Tuesday, August 10, 2010

Pecha Kucha: Connections or Commercials

There are 333 cities around the globe that hold Pecha Kucha Night events. I am involved in the Fresno group and have attended all 8 volumes so far. The presenters are "encouraged" to align to the night's theme, but that is only successful about 40% of the time. Today, Famous Whitewater asked about the purpose of Pecha Kucha as part of his gig review. I was going to offer my answer on Fresno Famous, but I think this might require a little more space.
Sometimes a presenter will use the 6:40 for self-promotion or to launch a product/service/website. I am guilty of doing that. On Feb 20 at the volume 6 event, I used my 6:40 to talk about Smartagious.com. The theme for the night was Re:Build and I attempted to share the philosophical premise behind Smartagious: rebuild the value we can find from connections on the web.

After each event, the presenters that have the most
positive buzz are those that seek to make a
connection over presenting a commercial. The term designer is left up to interpretation. When I describe a perfect Pecha Kucha presentation, I often discuss those presentation in which the designer brings the audience into his or her world--a photographer shows you how they see, an architect redefines space, a developer exposes behind-the-scenes secrets that are generally only discussed on forums and message boards.

In my opinion, you have to know two very important things to put together a powerful Pecha Kucha presentation:
1) Know yourself
2) Know your audience

Use the 20 slides to create a greater overlap between the field of experience of the presenter and that of the audience. The goal is not to persuade the audience that you are right, cool, or have an amazing product that will change their life. The goal is to connect.
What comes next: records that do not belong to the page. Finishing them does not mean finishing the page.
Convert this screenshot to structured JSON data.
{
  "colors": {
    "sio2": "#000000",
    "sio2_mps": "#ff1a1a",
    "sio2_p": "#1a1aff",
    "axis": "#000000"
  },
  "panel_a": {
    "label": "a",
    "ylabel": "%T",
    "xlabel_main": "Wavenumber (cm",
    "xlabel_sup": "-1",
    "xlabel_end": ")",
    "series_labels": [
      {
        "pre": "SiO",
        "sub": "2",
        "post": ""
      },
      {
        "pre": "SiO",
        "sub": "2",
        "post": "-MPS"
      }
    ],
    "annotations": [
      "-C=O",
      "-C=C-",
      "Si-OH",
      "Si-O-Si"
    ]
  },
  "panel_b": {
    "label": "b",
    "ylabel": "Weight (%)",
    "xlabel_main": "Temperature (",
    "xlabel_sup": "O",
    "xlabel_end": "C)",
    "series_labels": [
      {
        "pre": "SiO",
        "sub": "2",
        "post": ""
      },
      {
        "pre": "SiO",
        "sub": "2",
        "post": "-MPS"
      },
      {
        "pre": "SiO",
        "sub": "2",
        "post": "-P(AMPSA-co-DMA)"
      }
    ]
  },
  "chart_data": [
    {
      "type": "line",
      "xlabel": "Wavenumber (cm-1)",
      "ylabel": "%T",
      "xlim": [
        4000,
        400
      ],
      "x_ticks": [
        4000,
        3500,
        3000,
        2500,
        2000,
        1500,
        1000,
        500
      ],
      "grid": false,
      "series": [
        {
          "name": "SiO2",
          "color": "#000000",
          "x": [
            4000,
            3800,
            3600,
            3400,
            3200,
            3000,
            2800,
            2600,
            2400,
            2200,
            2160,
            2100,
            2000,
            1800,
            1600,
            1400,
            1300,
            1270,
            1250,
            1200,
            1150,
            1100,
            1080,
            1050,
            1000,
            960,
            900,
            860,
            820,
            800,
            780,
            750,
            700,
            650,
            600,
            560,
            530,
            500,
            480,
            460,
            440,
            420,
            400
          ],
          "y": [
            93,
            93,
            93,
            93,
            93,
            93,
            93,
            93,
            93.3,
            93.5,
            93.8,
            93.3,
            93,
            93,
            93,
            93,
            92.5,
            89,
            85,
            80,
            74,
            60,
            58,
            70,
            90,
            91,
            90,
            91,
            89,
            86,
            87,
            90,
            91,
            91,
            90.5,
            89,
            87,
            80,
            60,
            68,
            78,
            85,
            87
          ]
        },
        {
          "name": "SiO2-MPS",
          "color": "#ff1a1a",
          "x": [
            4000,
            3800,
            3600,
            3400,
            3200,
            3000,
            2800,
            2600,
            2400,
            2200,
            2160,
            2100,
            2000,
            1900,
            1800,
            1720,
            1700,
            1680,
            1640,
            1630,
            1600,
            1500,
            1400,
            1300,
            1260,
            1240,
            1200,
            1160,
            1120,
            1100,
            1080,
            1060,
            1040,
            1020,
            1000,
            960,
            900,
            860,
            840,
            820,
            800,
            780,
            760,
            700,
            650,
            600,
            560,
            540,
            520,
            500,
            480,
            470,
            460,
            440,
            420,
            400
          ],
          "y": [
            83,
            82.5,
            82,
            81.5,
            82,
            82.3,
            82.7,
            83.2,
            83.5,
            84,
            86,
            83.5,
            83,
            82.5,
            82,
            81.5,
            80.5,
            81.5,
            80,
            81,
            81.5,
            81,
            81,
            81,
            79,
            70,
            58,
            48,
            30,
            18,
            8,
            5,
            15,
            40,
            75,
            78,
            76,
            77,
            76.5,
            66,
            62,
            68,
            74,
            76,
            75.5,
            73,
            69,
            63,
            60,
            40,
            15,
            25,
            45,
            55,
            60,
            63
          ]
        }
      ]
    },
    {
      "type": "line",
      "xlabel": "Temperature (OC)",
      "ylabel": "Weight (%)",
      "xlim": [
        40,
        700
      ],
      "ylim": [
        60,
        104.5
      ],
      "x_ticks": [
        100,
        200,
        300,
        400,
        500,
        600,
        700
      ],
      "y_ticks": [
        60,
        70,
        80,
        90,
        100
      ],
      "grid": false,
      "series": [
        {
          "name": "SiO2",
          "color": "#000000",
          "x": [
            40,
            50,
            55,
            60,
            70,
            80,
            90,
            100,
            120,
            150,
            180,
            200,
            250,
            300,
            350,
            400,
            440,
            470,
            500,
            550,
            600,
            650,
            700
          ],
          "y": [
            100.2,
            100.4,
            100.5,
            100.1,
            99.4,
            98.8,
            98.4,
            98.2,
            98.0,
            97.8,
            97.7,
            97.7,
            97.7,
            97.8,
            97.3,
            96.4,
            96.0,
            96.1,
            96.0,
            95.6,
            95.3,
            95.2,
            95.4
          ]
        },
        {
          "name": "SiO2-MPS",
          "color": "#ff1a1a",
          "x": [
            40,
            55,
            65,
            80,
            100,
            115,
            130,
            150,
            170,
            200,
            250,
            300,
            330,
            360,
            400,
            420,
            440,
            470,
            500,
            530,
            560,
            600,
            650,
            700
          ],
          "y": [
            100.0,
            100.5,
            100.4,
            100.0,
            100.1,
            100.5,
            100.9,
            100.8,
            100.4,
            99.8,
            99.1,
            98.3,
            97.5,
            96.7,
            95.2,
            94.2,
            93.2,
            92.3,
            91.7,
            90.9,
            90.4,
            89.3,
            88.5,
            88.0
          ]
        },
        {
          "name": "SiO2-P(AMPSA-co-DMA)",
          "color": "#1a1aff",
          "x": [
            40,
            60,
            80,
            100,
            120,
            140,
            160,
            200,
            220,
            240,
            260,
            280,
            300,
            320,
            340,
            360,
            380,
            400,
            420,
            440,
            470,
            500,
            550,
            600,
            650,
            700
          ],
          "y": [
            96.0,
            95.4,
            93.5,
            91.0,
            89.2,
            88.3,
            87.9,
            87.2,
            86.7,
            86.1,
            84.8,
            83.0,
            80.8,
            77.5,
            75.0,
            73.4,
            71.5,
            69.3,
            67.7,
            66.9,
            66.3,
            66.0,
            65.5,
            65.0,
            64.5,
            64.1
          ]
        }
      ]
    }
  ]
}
Again, this might just be my opinion. Like Famous mentioned,
It's actually a smart move if you have something to sell. Here's a large, captive audience of people who are interested in moving Fresno forward in a positive way. And it can be good for the audience, no doubt.
So maybe a little self-promotion is okay. I still challenge the presenters to make a connection first. Try, try, try to follow the theme. Challenge yourself.